All of these callings involve unglamorous service, sacrifice, hard-work and perseverance. But they also promise victory, crowns and harvests. This is the long-termism Paul seeks to instil in Timothy. After the exhaustion and self-sacrifice comes the prize. And the prize is worth it.
Paul asks us to meditate on these portraits. But only because he has been meditating on them so deeply. As he writes his epitaph he returns to these same three visions: “I have fought a good fight, I have finished my course, I have kept the faith.”
He goes on…
Henceforth there is laid up for me a crown of righteousness, which the Lord, the righteous judge, shall give me at that day: and not to me only, but unto all them also that love his appearing. (2 Timothy 4:8)
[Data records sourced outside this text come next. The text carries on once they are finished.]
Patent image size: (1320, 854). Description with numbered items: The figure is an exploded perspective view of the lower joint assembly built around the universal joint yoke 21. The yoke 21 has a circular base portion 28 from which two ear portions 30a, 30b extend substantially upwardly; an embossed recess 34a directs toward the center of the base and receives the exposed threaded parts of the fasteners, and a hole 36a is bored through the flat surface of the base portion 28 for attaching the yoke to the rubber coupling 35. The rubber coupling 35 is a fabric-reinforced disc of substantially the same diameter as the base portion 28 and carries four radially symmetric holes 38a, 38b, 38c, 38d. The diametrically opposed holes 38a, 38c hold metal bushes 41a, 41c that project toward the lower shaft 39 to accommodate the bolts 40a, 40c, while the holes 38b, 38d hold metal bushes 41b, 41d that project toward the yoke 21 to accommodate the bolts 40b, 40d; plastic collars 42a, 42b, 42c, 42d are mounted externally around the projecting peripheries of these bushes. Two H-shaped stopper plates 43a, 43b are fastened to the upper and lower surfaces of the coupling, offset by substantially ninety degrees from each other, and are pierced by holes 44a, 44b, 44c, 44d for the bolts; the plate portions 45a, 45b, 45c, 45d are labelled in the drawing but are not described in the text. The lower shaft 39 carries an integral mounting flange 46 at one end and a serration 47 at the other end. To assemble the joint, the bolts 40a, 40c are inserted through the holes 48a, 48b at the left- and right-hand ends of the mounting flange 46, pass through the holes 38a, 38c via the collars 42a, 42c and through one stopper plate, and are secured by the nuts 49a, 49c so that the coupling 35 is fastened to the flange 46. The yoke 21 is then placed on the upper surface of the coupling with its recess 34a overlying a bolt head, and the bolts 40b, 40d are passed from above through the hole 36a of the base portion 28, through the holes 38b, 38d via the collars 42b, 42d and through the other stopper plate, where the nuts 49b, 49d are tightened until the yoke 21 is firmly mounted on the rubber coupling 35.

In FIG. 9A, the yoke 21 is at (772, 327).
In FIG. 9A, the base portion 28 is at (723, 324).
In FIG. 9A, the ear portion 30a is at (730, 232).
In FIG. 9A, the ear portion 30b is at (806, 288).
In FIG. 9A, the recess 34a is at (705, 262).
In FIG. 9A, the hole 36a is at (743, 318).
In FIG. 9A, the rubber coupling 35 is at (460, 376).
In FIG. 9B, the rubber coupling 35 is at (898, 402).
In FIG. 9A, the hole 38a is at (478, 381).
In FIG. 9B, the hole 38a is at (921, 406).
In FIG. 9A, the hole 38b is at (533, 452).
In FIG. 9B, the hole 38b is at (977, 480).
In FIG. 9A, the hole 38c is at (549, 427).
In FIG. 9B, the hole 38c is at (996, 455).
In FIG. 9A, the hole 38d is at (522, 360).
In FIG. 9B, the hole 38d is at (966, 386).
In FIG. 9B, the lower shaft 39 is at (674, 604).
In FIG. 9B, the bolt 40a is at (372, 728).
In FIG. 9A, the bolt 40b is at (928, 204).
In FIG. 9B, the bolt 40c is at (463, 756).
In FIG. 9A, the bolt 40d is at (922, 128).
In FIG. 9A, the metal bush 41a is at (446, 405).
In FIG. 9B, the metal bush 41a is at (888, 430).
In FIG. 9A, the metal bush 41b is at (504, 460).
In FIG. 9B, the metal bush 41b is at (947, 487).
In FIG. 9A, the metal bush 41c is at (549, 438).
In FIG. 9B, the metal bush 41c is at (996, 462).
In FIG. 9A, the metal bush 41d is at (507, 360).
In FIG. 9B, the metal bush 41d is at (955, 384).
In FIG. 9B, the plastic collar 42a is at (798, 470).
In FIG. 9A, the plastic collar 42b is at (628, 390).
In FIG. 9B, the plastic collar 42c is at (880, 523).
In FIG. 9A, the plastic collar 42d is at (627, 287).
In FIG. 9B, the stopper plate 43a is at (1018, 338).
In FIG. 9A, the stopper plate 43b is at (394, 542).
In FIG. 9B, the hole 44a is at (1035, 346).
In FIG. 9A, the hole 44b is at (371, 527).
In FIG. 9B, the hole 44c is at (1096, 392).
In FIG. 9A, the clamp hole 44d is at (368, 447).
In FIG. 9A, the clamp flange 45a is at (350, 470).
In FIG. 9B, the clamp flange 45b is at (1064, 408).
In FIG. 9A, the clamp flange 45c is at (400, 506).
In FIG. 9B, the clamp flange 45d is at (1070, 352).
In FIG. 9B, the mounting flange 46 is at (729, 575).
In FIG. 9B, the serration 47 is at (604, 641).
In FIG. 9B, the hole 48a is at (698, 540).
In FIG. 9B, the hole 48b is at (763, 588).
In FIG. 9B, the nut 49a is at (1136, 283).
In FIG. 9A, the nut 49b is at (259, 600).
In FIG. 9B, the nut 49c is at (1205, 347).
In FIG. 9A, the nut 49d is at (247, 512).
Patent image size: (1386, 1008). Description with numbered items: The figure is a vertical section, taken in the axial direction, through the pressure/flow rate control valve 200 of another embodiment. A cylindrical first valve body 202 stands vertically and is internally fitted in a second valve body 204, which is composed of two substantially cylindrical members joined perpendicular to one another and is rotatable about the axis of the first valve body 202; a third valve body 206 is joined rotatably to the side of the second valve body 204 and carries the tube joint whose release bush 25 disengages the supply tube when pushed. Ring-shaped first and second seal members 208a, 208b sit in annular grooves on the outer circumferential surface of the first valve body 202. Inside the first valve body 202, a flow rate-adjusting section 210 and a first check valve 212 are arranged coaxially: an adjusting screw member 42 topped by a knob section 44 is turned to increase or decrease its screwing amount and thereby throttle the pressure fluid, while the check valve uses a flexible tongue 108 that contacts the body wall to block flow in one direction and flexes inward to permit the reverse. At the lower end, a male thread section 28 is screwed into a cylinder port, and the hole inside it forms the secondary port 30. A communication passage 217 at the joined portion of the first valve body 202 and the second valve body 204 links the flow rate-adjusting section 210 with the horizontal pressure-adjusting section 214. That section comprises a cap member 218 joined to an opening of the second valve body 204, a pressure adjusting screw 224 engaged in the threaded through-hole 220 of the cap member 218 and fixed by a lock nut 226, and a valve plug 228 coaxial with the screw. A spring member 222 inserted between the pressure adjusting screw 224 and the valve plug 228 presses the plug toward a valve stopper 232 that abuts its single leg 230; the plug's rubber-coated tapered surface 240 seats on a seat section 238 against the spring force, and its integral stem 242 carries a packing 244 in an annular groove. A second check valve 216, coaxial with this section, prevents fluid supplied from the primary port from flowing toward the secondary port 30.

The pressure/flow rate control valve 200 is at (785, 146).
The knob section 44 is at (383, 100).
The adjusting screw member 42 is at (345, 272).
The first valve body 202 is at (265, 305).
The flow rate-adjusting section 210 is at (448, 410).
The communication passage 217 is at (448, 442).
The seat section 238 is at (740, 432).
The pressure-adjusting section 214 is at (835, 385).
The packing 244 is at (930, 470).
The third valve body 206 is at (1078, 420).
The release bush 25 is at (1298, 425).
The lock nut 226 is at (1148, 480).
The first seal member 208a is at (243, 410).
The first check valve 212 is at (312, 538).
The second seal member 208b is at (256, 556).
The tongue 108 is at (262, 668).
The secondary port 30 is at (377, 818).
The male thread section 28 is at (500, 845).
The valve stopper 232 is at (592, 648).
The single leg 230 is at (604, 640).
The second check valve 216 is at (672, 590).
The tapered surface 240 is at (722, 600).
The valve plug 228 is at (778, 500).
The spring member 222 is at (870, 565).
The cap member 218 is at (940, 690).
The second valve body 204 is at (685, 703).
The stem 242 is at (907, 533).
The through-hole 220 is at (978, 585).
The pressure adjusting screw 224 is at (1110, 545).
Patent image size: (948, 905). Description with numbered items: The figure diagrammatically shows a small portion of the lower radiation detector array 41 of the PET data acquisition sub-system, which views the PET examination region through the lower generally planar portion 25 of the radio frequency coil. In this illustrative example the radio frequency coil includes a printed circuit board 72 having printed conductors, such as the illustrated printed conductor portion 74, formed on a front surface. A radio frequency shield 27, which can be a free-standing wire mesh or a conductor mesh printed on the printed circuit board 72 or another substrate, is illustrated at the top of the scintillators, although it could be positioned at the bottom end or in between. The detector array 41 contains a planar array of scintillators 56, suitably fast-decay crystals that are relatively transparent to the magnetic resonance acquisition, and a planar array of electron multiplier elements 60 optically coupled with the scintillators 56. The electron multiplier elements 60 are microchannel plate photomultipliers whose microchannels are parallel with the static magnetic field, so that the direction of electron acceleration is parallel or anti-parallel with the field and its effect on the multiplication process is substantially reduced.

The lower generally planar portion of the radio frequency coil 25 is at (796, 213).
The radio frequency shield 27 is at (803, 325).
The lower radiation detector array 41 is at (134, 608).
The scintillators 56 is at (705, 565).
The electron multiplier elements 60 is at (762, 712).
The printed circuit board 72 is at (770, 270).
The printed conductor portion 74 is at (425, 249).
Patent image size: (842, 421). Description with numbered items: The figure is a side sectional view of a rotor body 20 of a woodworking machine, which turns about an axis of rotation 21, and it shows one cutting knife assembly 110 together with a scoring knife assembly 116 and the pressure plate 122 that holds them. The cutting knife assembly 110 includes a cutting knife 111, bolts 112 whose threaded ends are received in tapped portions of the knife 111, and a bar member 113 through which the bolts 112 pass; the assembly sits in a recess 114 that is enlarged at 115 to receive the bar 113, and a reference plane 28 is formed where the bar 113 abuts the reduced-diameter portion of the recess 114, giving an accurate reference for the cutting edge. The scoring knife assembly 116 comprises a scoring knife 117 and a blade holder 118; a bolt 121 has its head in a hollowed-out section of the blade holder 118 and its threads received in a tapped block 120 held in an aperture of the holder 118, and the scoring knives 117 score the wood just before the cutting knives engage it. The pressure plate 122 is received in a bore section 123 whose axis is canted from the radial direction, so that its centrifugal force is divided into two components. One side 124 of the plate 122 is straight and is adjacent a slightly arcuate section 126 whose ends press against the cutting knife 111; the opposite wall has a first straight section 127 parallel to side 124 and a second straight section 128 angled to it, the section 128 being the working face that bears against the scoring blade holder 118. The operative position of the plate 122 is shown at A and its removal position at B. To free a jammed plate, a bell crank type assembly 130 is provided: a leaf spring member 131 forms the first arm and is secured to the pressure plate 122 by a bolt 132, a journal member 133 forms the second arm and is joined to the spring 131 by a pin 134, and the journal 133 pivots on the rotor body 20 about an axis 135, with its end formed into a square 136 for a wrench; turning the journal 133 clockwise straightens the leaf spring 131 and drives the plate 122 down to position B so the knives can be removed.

Here is the prize. Just as Paul has participated in Christ’s sufferings, so he will participate in His glory. Christ’s life had a shape – cross and resurrection. The Christian life will have that same shape – suffering and glory. And Paul is now retiring from his hard-working soldiering, running and farming. Now he’s entering into his victory, his crown, his harvest. Truly he’s being “promoted to glory!”
And perhaps we think to ourselves – that’s wonderful for Paul, what about for us?
Well he says that all of us can likewise share in this glory. And the way he phrases it is telling. He does not say “This crown is for all who have soldiered as hard as I have.” He does not say “This victory is for all who have run as hard as I have.” He does not say “This crown is for all who have persevered as valiantly as I have.” No, the crown is for those who “love his appearing.”
If we simply love Jesus. If we simply want Him – then we will share in His glory.
It’s just that those who share in His glory, will also share in His suffering. That’s not the price we pay – it’s the privilege of living His life in this world. Paul on his death bed wouldn’t have it any other way. And if we see things rightly, neither would we.
So then, as you long for Christ’s appearing, as you pass on His gospel hope, meditate on your calling:
— the soldier
— the athlete
— the farmer.
Anticipate the glory of Christ’s return
— the victory
— the crown
— the harvest.
And know that one day too, you will be able to say “I have fought a good fight, I have finished my course, I have kept the faith.”